National team: Völler comeback: “No one can have their pants full”

National team
Völler comeback: “No one can have their pants full”

Rudi Völler is stepping in as interim manager of the national soccer team. photo

© Swen Pförtner/dpa

Hansi Flick is history. Rudi Völler should regulate the present with clear immediate measures against France’s top team around star striker Mbappé. The DFB will then take care of the future.

Rudi Völler had already proclaimed his central slogan for the Herculean task against fearful opponents France with World Cup top scorer Kylian Mbappé before he even spoke as interim team boss.

“No one should have their pants full,” said the DFB sports director, sweaty and “shocked” after the 4-1 defeat against Japan, which was also “embarrassing” for him. As early as Wolfsburg night, the 63-year-old felt inwardly that Hansi Flick would no longer have a bright future at the 2024 home European Championship.

Völler holds the players accountable

During his comeback to the DFB coaching bench 19 years after his resignation, Völler is supposed to stop the decline of the national soccer team in Dortmund on Tuesday (9 p.m./ARD) and ideally bring about a change in the mood in the country. And for this, the former fan favorite takes today’s generation of players, who could no longer (or didn’t want to?) deliver under Flick, particularly to task. “We have to try to regain credit,” warned Völler.

He simply believes that a team with professionals like Ilkay Gündogan, Marc-André ter Stegen, Antonio Rüdiger or Joshua Kimmich who have proven themselves in many Champions League games can and must do more than in the five international games without a win in the end-time atmosphere under Flick .

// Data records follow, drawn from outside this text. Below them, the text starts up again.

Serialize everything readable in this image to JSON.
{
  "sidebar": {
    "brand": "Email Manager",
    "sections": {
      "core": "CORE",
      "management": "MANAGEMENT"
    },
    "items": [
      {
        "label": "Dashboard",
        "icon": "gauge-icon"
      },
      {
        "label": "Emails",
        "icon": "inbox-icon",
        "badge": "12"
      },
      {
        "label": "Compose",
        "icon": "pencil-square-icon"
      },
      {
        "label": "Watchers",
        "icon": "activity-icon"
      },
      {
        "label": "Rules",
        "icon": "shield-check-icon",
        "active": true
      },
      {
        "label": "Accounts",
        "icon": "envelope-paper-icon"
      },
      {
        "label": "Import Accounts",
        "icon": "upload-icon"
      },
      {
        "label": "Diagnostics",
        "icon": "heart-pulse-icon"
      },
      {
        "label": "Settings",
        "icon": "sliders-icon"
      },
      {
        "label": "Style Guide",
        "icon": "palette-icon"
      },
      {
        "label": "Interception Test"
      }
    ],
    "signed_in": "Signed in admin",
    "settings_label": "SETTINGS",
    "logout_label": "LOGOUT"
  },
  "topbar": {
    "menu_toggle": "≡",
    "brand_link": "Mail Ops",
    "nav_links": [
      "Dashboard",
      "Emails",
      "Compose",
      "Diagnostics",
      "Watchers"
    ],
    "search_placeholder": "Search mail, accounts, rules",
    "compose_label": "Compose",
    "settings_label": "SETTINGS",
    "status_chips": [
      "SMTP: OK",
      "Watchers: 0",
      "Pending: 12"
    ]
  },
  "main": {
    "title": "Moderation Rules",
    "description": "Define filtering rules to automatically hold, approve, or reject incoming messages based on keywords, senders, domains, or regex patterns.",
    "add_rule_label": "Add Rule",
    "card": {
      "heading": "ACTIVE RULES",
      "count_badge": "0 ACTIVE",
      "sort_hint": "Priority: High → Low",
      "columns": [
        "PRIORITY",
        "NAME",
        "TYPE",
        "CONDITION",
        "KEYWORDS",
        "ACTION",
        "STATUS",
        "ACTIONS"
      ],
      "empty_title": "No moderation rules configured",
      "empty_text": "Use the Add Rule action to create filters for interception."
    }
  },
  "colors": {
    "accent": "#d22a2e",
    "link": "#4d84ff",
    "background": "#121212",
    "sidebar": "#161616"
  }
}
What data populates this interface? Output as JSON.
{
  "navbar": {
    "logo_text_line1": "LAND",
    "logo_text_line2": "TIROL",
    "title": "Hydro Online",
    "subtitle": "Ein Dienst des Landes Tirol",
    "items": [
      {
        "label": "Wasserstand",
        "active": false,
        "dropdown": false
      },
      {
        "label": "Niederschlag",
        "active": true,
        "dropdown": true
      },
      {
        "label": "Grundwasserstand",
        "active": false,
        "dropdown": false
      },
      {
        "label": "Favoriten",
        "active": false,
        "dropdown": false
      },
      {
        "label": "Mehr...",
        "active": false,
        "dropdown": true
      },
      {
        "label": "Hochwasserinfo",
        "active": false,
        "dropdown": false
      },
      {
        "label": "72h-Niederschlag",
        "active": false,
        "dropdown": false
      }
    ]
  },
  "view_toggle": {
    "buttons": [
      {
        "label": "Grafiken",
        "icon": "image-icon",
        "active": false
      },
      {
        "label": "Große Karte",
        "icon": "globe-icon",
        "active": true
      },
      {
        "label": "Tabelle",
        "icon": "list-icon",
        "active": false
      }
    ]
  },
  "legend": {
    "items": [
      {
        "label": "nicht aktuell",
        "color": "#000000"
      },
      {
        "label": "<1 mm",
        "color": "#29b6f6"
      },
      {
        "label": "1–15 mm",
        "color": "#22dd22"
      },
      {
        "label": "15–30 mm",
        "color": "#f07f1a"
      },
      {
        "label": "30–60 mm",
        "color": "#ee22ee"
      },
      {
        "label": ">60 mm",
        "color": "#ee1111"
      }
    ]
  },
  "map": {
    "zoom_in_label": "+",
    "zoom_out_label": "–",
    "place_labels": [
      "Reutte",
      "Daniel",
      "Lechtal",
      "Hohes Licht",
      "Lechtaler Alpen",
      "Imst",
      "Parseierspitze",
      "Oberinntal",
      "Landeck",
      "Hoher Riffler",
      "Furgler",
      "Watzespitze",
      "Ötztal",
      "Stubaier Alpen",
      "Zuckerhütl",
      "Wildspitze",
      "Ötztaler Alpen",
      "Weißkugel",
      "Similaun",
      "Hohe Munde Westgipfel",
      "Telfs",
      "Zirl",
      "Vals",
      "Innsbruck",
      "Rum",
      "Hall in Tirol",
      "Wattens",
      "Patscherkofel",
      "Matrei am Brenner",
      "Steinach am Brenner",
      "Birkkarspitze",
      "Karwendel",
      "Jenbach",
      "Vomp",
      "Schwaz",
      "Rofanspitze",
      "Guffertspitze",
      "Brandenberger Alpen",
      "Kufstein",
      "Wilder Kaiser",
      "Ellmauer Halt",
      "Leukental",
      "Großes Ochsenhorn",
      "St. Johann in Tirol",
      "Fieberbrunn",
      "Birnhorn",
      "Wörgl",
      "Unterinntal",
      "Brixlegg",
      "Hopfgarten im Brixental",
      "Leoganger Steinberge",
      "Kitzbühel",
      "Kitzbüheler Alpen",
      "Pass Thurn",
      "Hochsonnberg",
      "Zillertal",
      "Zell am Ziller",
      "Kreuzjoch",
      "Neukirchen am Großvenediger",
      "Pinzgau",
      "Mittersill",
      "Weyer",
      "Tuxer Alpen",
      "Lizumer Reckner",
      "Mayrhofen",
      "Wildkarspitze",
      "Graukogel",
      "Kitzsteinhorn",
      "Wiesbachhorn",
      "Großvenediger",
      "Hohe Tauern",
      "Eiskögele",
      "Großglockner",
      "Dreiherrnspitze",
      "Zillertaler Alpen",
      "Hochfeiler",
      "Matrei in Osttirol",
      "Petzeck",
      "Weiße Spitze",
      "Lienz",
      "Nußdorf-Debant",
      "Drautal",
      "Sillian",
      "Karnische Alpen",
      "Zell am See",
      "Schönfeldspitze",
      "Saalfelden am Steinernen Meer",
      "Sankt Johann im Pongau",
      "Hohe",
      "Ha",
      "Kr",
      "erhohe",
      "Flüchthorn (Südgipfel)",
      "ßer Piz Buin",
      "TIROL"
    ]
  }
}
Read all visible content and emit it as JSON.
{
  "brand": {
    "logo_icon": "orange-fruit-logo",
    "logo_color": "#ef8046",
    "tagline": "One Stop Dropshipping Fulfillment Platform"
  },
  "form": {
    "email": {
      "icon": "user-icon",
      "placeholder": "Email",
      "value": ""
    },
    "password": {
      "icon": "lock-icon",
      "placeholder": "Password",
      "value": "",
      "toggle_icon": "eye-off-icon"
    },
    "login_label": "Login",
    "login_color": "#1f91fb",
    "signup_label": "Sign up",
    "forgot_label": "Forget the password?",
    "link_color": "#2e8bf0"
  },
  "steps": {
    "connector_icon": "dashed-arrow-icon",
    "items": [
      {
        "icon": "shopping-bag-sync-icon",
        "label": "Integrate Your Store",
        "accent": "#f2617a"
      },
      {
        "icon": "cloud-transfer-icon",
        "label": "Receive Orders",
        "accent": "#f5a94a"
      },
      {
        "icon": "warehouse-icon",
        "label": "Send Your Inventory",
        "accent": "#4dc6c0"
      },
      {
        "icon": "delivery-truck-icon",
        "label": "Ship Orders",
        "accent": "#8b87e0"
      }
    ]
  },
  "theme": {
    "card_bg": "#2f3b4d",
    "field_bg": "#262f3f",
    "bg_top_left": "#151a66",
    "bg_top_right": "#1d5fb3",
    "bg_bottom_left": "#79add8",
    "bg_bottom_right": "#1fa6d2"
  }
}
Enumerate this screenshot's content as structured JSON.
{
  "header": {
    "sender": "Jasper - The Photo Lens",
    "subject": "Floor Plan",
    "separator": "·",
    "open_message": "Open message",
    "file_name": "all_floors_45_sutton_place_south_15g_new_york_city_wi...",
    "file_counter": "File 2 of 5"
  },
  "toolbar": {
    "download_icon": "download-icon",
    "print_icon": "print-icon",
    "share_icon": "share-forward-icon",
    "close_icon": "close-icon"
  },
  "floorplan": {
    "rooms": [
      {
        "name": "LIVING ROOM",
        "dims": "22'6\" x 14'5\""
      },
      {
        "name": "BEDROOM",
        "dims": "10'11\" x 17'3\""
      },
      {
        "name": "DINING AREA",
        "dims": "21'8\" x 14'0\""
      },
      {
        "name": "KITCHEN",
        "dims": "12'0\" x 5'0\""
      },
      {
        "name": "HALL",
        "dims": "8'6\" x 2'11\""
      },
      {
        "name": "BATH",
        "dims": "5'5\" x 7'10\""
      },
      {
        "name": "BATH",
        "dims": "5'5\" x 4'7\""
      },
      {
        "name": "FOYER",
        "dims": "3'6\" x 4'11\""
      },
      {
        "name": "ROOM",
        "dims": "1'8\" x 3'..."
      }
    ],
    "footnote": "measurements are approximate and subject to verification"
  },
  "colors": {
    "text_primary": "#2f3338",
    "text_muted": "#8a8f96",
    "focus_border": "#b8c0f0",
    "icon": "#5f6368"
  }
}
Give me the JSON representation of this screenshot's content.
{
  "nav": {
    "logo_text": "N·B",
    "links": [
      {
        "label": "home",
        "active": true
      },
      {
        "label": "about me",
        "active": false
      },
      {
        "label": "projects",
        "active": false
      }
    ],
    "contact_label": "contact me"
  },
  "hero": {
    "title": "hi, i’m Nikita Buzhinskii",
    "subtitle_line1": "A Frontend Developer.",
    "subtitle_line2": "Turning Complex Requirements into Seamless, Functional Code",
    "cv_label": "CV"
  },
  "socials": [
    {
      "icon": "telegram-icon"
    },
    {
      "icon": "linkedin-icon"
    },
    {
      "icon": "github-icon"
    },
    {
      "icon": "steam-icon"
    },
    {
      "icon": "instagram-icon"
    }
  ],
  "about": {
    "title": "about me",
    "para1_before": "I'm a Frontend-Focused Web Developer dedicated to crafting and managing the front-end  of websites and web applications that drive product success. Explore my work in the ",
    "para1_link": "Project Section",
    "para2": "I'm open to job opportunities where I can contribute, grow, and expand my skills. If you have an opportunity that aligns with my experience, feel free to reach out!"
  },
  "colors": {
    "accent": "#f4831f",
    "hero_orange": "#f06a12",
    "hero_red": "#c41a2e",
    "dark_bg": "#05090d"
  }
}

“The players can do it too, they all come from top clubs and show their performance there – and I expect that on Tuesday too,” said Völler. The DFB entourage traveled by bus from Wolfsburg to Dortmund on Monday. There Völler, supported by U20 selection coach Hannes Wolf and ex-national player Sandro, had to prepare the totally unsettled team for the French in just one training session, but they may now have been freed of doubts and ballast. Local hero Niklas Süle, who left the team at least temporarily due to the imminent birth of his second child, could drop out.

“We have a game against the best team in Europe at the moment. That will of course be difficult,” said Völler. But he added a sentence in the self-image of the 1990 world champion: “We are still Germany.” A football nation, that was the subtext.

Association is working on the successor solution

Völler’s team boss comeback is planned as a one-off – the association around DFB President Bernd Neuendorf wants to present a successor solution for Flick as “promptly” as possible. Names from Jürgen Klopp to Julian Nagelsmann are traded, no matter how true and, above all, how realistic they are. The group of candidates is not large shortly after the start of the season. But Völler could buy the association valuable time with a bright spot in results and performance against France. The DFB team is going on a trip to the USA in October.

What immediate measures will the former world-class striker take? First and foremost, Völler will try to give the team security and stability in the formation and tactical orientation and to rely on experience. In short: no further experiments. Back to the 4-2-3-1 system that has been tried and tested for years, possibly with Joshua Kimmich (80 international matches) and Ilkay Gündogan (68 appearances) as experienced double sixes in midfield and with DFB veteran Thomas Müller (122) as a reaction to that Centre-forward emergency. After conceding 13 goals in the last five international matches, Völler named one main problem that annoys him: “We simply defend poorly.”

It is now the players’ turn, Flick is no longer an alibi. “We have to question ourselves,” said Kimmich, who, with a view to the big challenge against the Équipe Tricolore, strictly denied fear (“Zero!”) and instead gave this route: “It’s not about us playing nicely and about passing relays come into play, but we have to do everything we can to achieve good results.” With the fans behind you.

First test without Flick against strong French

The Bayern professional urged a return to the basics of football: “We make a lot of mistakes. Accordingly, it is now important that we bring other attributes onto the pitch, passion and such. That’s what it’s about now.”

The French, with their well-established team and numerous attacking skills such as Mbappé, Antoine Griezmann, Ousmane Dembélé, Randal Kolo Mouani, Marcus Thuram or Bayern’s Kingsley Coman, are certainly not suitable as opponents. National coach Didier Deschamps’ team started their European Championship qualifying group with an impeccable five wins and 11-0 goals, including a 4-0 win against the Netherlands.

The last defeat and the last goals conceded came in the 3-3 in Qatar’s gripping World Cup final against Argentina and Lionel Messi with the defeat only on penalties. Even a Völler comeback won’t be enough as an answer. “In the last few weeks and months, I would never have imagined that it would be so difficult,” groaned the sports director, who actually didn’t want to switch from the stands to the coaching bench.